Friday 2 December 1836

[, who arrived in South Australia on board the wrote. | Read source notes.]

Friday, 2nd December

Since Monday I have been busy with my hut until yesterday when, being in want of fresh provisions, I made an early start with my gun and returned at sunset with my pockets well filled with game. Jacob accompanied me. We fell in with the Surveying party with which we kept company all day. We travelled further inland than I have yet been and the country, especially on the hills, is much more wooded than in our immediate neighbourhood. The Gum trees are of an immense size and would make abundance of fine timber. The common diameter of the full-grown trees is from three to four feet. The soil on these hills is bad, being very dry and filled with stones, most of which are strongly impregnated with iron. We found much limestone apparently of a good quality and Hardy who strayed away from the party brought us a beautiful specimen of granite of which he found a large quantity.

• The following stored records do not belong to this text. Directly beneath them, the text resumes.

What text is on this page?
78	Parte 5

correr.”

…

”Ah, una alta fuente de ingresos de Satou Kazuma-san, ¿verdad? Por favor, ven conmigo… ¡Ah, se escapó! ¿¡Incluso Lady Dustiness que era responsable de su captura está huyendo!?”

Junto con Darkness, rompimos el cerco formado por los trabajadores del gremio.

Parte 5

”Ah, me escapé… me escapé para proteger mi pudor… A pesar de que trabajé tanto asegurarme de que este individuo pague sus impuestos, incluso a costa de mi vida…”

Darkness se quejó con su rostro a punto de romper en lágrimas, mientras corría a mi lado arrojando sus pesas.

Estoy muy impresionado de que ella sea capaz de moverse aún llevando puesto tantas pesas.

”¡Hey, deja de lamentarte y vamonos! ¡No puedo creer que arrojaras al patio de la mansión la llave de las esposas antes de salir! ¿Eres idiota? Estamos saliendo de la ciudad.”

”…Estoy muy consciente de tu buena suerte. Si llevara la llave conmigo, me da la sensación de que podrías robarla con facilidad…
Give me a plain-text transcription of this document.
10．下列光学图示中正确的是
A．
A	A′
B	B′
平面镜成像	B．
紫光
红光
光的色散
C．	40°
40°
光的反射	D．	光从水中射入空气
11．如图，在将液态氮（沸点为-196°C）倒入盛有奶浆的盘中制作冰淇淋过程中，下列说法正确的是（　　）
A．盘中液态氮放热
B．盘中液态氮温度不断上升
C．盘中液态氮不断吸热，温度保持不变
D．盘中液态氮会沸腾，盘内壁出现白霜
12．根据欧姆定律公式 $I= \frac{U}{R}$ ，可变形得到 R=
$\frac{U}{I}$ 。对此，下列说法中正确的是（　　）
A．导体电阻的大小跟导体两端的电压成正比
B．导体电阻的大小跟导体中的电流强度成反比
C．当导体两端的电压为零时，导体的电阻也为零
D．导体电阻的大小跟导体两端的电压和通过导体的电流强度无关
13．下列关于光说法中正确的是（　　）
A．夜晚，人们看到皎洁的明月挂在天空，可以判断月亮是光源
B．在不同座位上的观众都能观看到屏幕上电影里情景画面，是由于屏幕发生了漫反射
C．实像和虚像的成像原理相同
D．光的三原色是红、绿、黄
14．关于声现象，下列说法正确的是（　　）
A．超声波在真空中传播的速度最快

Today I am again at work at my hut which progresses slowly, having lost the services of the native men who have taken it into their heads to leave us for a while, leaving their women behind. I enlisted three of the latter on Wednesday and found them very useful in carrying reeds for my thatch. The first dish of green pease was gathered yesterday from our garden. They relished exceedingly with a brace of wild fowl (red-bills) I killed the evening before. The temperature has been very moderate since my last notes on the thermometer.